Cars rolled by delivering parents and alums to the campus under fluttering white banners stretching above the street and proclaiming in block red letters, Welcome Parents and Alums. The cars were mostly new, large, expensive, and American made. Marcie Tibbetts waved to him from the window of her parents’ Lincoln, no doubt headed for the Windsor Hotel, the place to stay. Jack tossed her a quick smile and waved back.
The street bristled with people; they paraded back and forth on both sides, faces illuminated by the flattening rays of the late afternoon sun. Most male visitors had opted for gray or beige trousers, polo or madras shirts, and blue blazers, save for the old grads who embraced the Wilherst College colors by sporting dark red blazers. The ladies, too, for ladies they aspired to be in those days, dressed in a manner complementing the spouses, some substituting cardigans for blazers. A few women already had donned camel hair coats; Jack thought they were jumping the season.
Acquaintances renewed their ties, long ago fraternity brothers playfully jostled each other, students introduced parents, and souvenir seekers flocked into the co-op and bookstore and came away clutching bags loaded with hats and shirts and banners and more.
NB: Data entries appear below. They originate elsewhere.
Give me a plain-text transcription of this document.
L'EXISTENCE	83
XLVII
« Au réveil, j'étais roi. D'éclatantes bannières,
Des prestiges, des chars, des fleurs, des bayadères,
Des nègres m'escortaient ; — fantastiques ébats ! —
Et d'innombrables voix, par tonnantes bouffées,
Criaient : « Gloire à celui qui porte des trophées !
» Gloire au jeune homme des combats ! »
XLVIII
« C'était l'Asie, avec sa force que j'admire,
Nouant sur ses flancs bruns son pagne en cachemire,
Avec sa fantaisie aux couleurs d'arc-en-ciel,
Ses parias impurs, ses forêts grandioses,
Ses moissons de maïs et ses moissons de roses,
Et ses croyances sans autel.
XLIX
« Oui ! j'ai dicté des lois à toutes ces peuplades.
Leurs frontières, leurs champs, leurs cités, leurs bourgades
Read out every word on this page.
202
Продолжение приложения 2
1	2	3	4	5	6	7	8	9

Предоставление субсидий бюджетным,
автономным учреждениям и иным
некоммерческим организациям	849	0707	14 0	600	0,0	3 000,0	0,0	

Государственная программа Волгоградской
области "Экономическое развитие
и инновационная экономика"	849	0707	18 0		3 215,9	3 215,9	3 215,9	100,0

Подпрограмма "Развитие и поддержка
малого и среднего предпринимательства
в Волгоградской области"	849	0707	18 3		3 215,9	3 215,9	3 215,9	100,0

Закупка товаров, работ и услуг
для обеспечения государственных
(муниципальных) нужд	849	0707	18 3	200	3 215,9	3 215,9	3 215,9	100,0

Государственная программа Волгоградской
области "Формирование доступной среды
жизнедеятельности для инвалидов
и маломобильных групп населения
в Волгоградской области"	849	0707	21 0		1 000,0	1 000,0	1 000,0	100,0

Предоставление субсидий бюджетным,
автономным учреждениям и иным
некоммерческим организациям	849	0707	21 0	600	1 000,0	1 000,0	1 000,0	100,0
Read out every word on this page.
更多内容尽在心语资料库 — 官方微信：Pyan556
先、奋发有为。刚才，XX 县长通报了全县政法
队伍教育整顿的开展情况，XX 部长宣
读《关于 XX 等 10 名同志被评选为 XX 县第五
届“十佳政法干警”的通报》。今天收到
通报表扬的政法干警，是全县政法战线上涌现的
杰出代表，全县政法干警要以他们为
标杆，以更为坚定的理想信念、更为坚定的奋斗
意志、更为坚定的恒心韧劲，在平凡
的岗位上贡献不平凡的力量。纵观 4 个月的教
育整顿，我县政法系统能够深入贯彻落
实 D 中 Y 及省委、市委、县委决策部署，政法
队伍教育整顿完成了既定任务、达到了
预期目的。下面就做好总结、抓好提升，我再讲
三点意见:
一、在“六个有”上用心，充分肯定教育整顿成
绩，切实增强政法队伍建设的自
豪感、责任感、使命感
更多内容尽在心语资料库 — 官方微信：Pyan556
Vendors patrolled the sidewalks hawking pennants, buttons, seat cushions and other paraphernalia; they called out, Big game tomorrow. People laughed, burbled, and, in the case of two grads who had started early on the imbibing, offered a less than tuneful rendering of the Wilherst alma mater. Cameras changed hands as groups of friends and relatives draped arms over shoulders and posed for pictures. Say cheese. They all seemed so happy, so much at ease, Jack thought, so damned happy.
Where was the bus? People he knew saw him sitting on that bench. A couple of his fraternity brothers cruised by in a dark gray Porsche. Hey, Jack. What’s up? He pretended not to see or hear them. They probably wondered why he was there in front of the bus station. Jack wished it was on a side street. He wanted to disappear. Other people’s parents arrived by plane or train or by car–not on the bus.
At last the Coast to Coast Lines bus pulled in, emitting a great whooshing sound, as if relieved to have come to rest after sustained labor. Two or three students came off, followed by an assortment of town folk, back from who knew where. The townies seemed eager to get clear of what Jack overheard one of them refer to as this college bunch. Finally, Jack’s father, Homer Shaw, stepped off the bus, put down his suitcase, and then climbed back up to lead Jack’s mother, Estelle, down by the arm.
Damn, Jack thought, I asked him to get rid of that suitcase. To Jack’s discomfiture, he knew on sight the battered, cheap-looking case that had gathered dust in the attic ever since he could remember. Jack made a quick survey to see if anyone else might have noticed the luggage. Relieved, he guessed not.